The 'new' minority? How atheists leaving conservative religion navigate life after control
By Anna Freeman
The first part of our week-long religion and spirituality series examines the crises of faith among some young people in strict religions.
Turning against your family and friends' religious values often comes at a high price, but the internet is helping young people come to terms with their atheism
‘I told myself that being gay was a test, that out of everyone Allah had chosen me for this test,’ says Aabad*, who was brought up as Sunni Muslim in Morocco, and then in France after his family emigrated. He realised he was gay at the age of eight, and knew a tough road lay ahead. Being openly gay was not an option. Aabad’s attraction to the same sex started a spiral of depression, isolation and a crisis of faith, leading to one suicide attempt in his late teenage years. ‘I started to understand that all my praying amounted to nothing. I gradually lost my faith. Not a soul knows I am gay, because my family and friends say gay people should be cured, imprisoned or killed. I’m lonely; I have nobody to talk to.’

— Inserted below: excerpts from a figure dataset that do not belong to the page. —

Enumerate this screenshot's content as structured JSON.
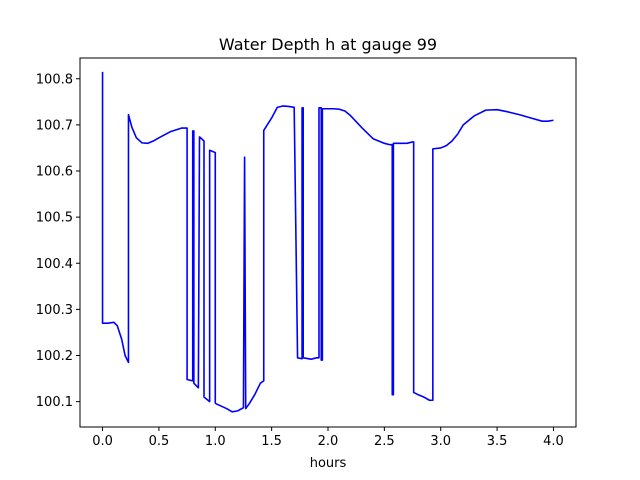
{
  "chart_data": {
    "type": "line",
    "title": "Water Depth h at gauge 99",
    "xlabel": "hours",
    "ylabel": "",
    "xlim": [
      -0.2,
      4.2
    ],
    "ylim": [
      100.045,
      100.845
    ],
    "x_ticks": [
      0.0,
      0.5,
      1.0,
      1.5,
      2.0,
      2.5,
      3.0,
      3.5,
      4.0
    ],
    "x_tick_labels": [
      "0.0",
      "0.5",
      "1.0",
      "1.5",
      "2.0",
      "2.5",
      "3.0",
      "3.5",
      "4.0"
    ],
    "y_ticks": [
      100.1,
      100.2,
      100.3,
      100.4,
      100.5,
      100.6,
      100.7,
      100.8
    ],
    "y_tick_labels": [
      "100.1",
      "100.2",
      "100.3",
      "100.4",
      "100.5",
      "100.6",
      "100.7",
      "100.8"
    ],
    "grid": false,
    "series": [
      {
        "color": "#0000ff",
        "x": [
          0.0,
          0.0,
          0.05,
          0.1,
          0.13,
          0.17,
          0.2,
          0.23,
          0.23,
          0.26,
          0.3,
          0.35,
          0.4,
          0.45,
          0.5,
          0.6,
          0.7,
          0.74,
          0.75,
          0.75,
          0.8,
          0.8,
          0.81,
          0.81,
          0.85,
          0.86,
          0.86,
          0.9,
          0.9,
          0.95,
          0.95,
          1.0,
          1.0,
          1.01,
          1.01,
          1.1,
          1.15,
          1.2,
          1.25,
          1.26,
          1.26,
          1.27,
          1.27,
          1.3,
          1.35,
          1.4,
          1.43,
          1.43,
          1.5,
          1.55,
          1.6,
          1.65,
          1.7,
          1.73,
          1.73,
          1.77,
          1.77,
          1.78,
          1.78,
          1.85,
          1.9,
          1.92,
          1.92,
          1.94,
          1.94,
          1.95,
          1.95,
          2.0,
          2.05,
          2.1,
          2.15,
          2.2,
          2.3,
          2.4,
          2.5,
          2.55,
          2.57,
          2.57,
          2.58,
          2.58,
          2.65,
          2.7,
          2.75,
          2.76,
          2.76,
          2.8,
          2.85,
          2.9,
          2.93,
          2.93,
          3.0,
          3.05,
          3.1,
          3.15,
          3.2,
          3.3,
          3.4,
          3.5,
          3.6,
          3.7,
          3.8,
          3.9,
          3.95,
          4.0
        ],
        "y": [
          100.815,
          100.27,
          100.27,
          100.272,
          100.265,
          100.235,
          100.2,
          100.185,
          100.722,
          100.695,
          100.672,
          100.661,
          100.66,
          100.665,
          100.672,
          100.685,
          100.693,
          100.693,
          100.693,
          100.148,
          100.145,
          100.687,
          100.687,
          100.14,
          100.13,
          100.674,
          100.674,
          100.665,
          100.11,
          100.1,
          100.645,
          100.64,
          100.097,
          100.095,
          100.095,
          100.085,
          100.078,
          100.08,
          100.087,
          100.63,
          100.63,
          100.085,
          100.085,
          100.095,
          100.115,
          100.14,
          100.145,
          100.688,
          100.715,
          100.738,
          100.741,
          100.74,
          100.738,
          100.195,
          100.195,
          100.193,
          100.737,
          100.737,
          100.195,
          100.192,
          100.195,
          100.195,
          100.737,
          100.737,
          100.19,
          100.19,
          100.735,
          100.735,
          100.735,
          100.734,
          100.73,
          100.72,
          100.694,
          100.67,
          100.66,
          100.657,
          100.657,
          100.115,
          100.115,
          100.66,
          100.66,
          100.66,
          100.663,
          100.663,
          100.12,
          100.115,
          100.11,
          100.103,
          100.103,
          100.648,
          100.65,
          100.655,
          100.665,
          100.68,
          100.7,
          100.72,
          100.732,
          100.733,
          100.728,
          100.722,
          100.715,
          100.708,
          100.708,
          100.71
        ]
      }
    ]
  }
}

Aabad’s struggle to reconcile his previous faith with his sexuality speaks to a bigger question about conservative religion’s compatibility with younger generations. Social movements such as LGBTQ activism and feminism can now reach nearly every crevice of the world through the internet and social media. In Aabad’s case, coming to terms with his homosexuality turned him away from fundamental Islam because its teachings ‘demonised’ his identity. ‘I have a lot of friends, but everyone is homophobic,’ he explains, ‘I see straight people kissing casually, and I feel so envious of the simple thing they get to do. I had to go to medical school to buy me time so no one would get suspicious that I haven’t married yet. Some people know I am atheist, but they think it’s a phase. Nobody wants to believe ex-Muslims actually exist.’

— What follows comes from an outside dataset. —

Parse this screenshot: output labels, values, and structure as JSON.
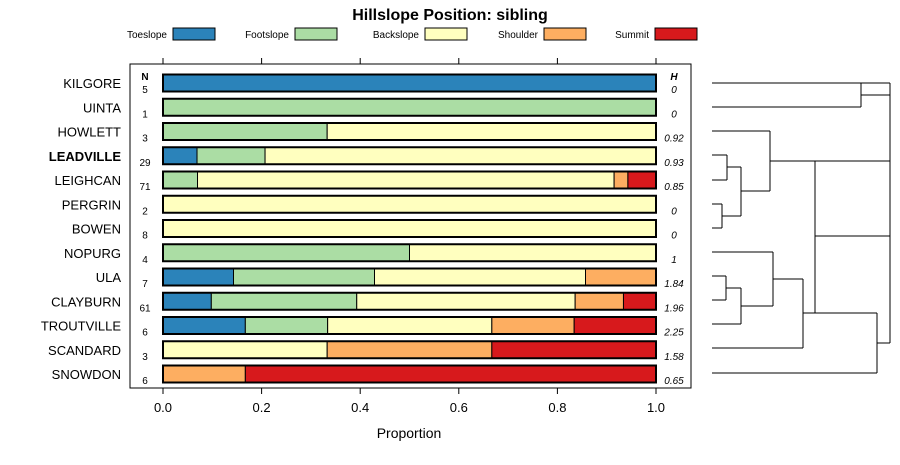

The subject of apostasy - or abandonment of religion - is gaining more visibility in the internet age. Simply scrolling through Facebook, Twitter and Reddit throws up dozens of pages dedicated to ex-believers. Ismat*, a 20-year-old atheist from a fundamentalist Sunni Muslim family in Indonesia, co-runs a public Facebook page called “Ex-Muslim Atheist”, which has nearly 10,000 followers. Ismat says the persecution of identifying as ex-Muslim has led him to live out a kind of double life: his public life as a pretending devotee of Islam, and his online life as an ex-Muslim campaigner. ‘I have to hide my atheism because I will either be shunned by my family, be sent to an Islamic school, or worst-case scenario be put in prison,’ he says, ‘You have to make a hard choice: be true to who you are and lose everything, or stay in the faith and live a lie.’